Wałęsa: wciąż czuję się związkowcem. Chcę wspierać "Solidarność"

Wałęsa: wciąż czuję się związkowcem. Chcę wspierać "Solidarność"

Dodano:   /  Zmieniono: 
Lech Wałęsa (fot. WPROST) Źródło:Wprost
Były prezydent Lech Wałęsa zadeklarował po spotkaniu z kierownictwem NSZZ "Solidarność" w Gdańsku, że będzie starał się wspierać działalność związku w obronie ludzi pracy. Legendarny przywódca "S" podkreślił, że wciąż czuje się związkowcem.

Lider Solidarności Piotr Duda, podczas ponadgodzinnego spotkania z prezydium Komisji Krajowej NSZZ "Solidarność", które odbyło się w siedzibie związku, przekazał Wałęsie zaproszenie do udziału w uroczystościach z okazji 31 rocznicy podpisania Porozumień Sierpniowych. Były prezydent nie zadeklarował jednak jasno, czy z niego skorzysta. - W jakiś elementach - tak. Jak jednak wiecie i pamiętacie mnie z wcześniejszego działania - jestem człowiekiem czynu - akademie nie bawią mnie. Będę więc na wszystkich trudnych elementach pracy tego związku, a na tych łatwiejszych nie, dlatego, że splendorów, akademii miałem tak dużo, że zostawiam to innym - powiedział Wałęsa zapytany, czy weźmie udział w zaplanowanych na 31 sierpnia obchodach rocznicy podpisania porozumień sierpniowych. - Dość dawno nie byłem w tym miejscu. Cieszę się, że zostałem zaproszony. Zawsze czułem i czuję się lekko ojcem tego związku. Przez wiele lat nauczyłem się być pierwszym. Trzeba było trochę czasu, aby nauczyć się być drugim, czy trzecim. Już ten czas upłynął - dodał były prezydent.

"Jeszcze trochę sił mi pozostało..."

Wałęsa podkreślił, że "ma nadzieję na dobrą współpracę" z "Solidarnością". - Liczę na to, że współpraca nasza będzie coraz lepsza.
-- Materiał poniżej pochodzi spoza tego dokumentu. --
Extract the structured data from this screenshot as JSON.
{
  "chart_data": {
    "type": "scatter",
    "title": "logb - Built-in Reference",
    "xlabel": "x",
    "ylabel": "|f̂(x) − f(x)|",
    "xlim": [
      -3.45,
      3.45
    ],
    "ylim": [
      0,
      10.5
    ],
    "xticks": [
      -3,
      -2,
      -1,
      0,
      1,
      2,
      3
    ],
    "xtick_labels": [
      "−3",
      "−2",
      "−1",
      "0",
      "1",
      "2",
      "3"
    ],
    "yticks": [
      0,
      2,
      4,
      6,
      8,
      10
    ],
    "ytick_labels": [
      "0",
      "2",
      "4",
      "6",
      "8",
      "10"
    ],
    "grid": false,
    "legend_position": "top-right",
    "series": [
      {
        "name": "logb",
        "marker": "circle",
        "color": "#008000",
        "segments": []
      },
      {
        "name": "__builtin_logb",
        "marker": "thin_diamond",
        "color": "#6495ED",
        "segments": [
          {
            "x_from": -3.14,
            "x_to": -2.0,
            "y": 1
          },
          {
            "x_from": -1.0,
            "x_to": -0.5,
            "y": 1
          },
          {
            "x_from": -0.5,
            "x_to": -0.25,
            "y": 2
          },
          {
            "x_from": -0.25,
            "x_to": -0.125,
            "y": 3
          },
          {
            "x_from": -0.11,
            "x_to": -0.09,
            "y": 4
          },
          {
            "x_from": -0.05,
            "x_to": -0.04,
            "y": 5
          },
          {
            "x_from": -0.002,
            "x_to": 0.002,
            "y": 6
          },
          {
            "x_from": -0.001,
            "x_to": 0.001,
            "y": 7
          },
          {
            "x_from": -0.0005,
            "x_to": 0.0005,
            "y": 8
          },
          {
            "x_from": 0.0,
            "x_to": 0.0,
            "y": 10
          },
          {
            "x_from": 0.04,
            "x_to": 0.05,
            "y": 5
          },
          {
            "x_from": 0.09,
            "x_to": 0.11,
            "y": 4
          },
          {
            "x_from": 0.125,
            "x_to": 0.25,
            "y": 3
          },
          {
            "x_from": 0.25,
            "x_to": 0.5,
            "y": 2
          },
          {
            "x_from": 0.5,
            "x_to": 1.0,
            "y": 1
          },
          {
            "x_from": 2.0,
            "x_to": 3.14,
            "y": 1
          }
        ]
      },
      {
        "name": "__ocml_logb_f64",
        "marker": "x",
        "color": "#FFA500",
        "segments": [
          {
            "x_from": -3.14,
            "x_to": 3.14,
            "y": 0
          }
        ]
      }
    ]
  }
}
Jeszcze trochę sił mi pozostało, więc będziemy się spotykać już w pracy - przekonywał. - To, co się dzieje w kraju w wielu miejscach nie budzi zadowolenia związkowców, a ja się czuję związkowcem, więc będę starał się maksymalnie wspierać działanie Solidarności tam, gdzie jest trudno i ciężko, gdzie trzeba porządkować, a czasami wymuszać porządkowanie - zaznaczył były prezydent.

Tematem spotkania kierownictwa "S" z Wałęsą były też zaplanowane na 30 sierpnia uroczystości w Brukseli. Z inicjatywy Parlamentu Europejskiego i jego przewodniczącego Jerzego Buzka, jednemu z placów w bezpośrednim sąsiedztwie budynków PE zostanie w tym dniu nadane imię "Solidarności 1980". Wałęsa zadeklarował, że "jeśli los nie wykluczy go z tej możliwości" to będzie tego dnia w stolicy Belgii. - Te wszystkie sprawy rocznicowe musimy odbyć, bo one są dla nas ważne. Ale ja zawsze mówię, że chcę zachować proporcje między historią, a sprawami bieżącymi. I dzisiaj przede wszystkim rozmawialiśmy o sprawach bieżących, pracowników i Polski. Rozmawialiśmy o współpracy roboczej w różnych trudnych obszarach prowadzenia dialogu w Polsce, żeby w tych ważnych dla pracowników sprawach pan prezydent nas wspierał - podkreślił Duda po spotkaniu z byłym prezydentem.

Drżyjcie narody

Wałęsa, zapytany o stan zdrowia po swoim ostatnim pobycie w szpitalu, powiedział, że czuje się coraz lepiej. - Trenuję, na rowerze już jeżdżę, więc odzyskuję zdrowie. Choć jeszcze czasami umysłowo to gubię wątek, koncentracja nie jest najlepsza. Spotkań i zaproszeń mam za dużo, muszę trochę zrezygnować, bo nie dam rady. Jeśli rehabilitacja przebiegnie dobrze, to około 15 sierpnia chcę wrócić do pracy. Drżyjcie narody - podsumował.